The Secret Music of the Earth — A Review

Mari Stracham, Piemme Publishers
The Secret Music of the Earth — A Review
Foto di Steve Johnson su Unsplash
Archival content: this article was published more than 10 years ago. The language and content reflect the sensitivities of the time.

Gwenni is a twelve-year-old girl with wool socks soaked from running across the damp Welsh meadows and wide green eyes that interpret with absolute innocence the events surrounding her. That innocence is almost a veil—it softens reality, transforms it, justifies it in her mind, as it does for most children, often as a defense, often because they cannot yet conceive of evil. It is their way of reading the world around them, the only way that lets them focus on a single detail and explain it without grasping its deeper meanings, sometimes terrible and unbearable.

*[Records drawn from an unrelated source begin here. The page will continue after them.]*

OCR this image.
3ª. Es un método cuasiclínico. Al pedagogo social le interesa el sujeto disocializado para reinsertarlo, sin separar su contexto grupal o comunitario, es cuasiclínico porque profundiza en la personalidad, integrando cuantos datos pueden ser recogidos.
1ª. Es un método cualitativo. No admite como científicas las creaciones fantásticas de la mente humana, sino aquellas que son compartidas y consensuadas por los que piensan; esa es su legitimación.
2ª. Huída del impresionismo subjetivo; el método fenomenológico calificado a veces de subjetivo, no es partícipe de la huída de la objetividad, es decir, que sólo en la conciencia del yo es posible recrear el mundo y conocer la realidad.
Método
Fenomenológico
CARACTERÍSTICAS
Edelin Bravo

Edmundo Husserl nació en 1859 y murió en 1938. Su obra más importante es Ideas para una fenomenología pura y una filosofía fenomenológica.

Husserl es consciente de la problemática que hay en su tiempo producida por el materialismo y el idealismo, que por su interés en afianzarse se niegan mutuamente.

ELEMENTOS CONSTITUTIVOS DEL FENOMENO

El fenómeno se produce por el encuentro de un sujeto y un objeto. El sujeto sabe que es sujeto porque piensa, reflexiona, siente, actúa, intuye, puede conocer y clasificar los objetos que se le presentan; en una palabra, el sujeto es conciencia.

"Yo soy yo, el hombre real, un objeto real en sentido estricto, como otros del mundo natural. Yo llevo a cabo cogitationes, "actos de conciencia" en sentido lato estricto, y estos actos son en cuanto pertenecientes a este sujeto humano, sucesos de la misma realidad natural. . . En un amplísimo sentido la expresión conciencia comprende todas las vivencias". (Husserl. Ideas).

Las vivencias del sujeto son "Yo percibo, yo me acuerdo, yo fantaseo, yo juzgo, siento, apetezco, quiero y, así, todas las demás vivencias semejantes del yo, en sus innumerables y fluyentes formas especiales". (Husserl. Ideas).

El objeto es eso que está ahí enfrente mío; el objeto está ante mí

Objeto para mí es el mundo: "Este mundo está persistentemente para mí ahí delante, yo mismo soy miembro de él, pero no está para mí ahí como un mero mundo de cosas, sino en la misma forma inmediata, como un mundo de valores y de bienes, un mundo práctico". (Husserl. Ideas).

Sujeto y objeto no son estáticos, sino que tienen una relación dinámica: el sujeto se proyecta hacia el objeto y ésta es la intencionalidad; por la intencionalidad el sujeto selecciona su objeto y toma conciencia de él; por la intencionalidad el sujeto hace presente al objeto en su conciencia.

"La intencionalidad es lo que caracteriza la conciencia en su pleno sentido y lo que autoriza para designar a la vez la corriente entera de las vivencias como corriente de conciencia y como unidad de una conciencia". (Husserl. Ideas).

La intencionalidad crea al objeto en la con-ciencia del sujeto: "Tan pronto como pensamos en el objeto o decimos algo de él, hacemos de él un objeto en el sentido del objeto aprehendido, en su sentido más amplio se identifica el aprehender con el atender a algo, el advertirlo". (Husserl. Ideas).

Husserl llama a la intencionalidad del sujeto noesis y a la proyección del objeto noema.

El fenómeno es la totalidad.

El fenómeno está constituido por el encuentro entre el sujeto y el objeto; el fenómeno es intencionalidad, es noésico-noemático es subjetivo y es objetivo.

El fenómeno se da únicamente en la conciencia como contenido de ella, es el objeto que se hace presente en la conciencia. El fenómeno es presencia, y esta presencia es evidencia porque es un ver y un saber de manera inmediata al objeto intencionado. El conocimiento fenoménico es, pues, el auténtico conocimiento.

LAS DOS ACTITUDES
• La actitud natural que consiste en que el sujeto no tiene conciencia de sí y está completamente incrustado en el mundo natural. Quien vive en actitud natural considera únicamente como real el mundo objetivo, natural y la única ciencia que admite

Gwenni loves to read and write stories. She is convinced she can fly and that she must rescue the soul of the fur fox. She fears neither the village madman nor the graveyard tombs. She cares nothing for boys or full skirts; some call her an odd child. Each time the word cuts through the room, her mother flinches—unable to see Gwenni's innocence, she sees only the looming specter of mental illness that grips her own mind, latently, and once drove her own mother to suicide. So it takes only certain events—emotionally charged ones that shatter daily routine—to make reality unbearable and to trigger a progressively worsening spiral that unleashes her mother's illness in all its violence.

The novel gently captures a time of transition, both literal and figurative: Gwenni's passage from innocence into puberty, from the age of secrets into the age of truth—a truth that has always lurked in the background but slowly reveals itself before her eyes.

The author has a remarkable gift for calmly drawing a family portrait, probably far more common than we usually stop to consider—one in which children born into families living with mental illness become almost inured to daily alarming behaviors (stares, jerks, fits of temper, violent words) and the routines of treatment (imposed silences, rest periods, absences, pills). Yet none of this eases the immense pain they must carry, often unable to name it.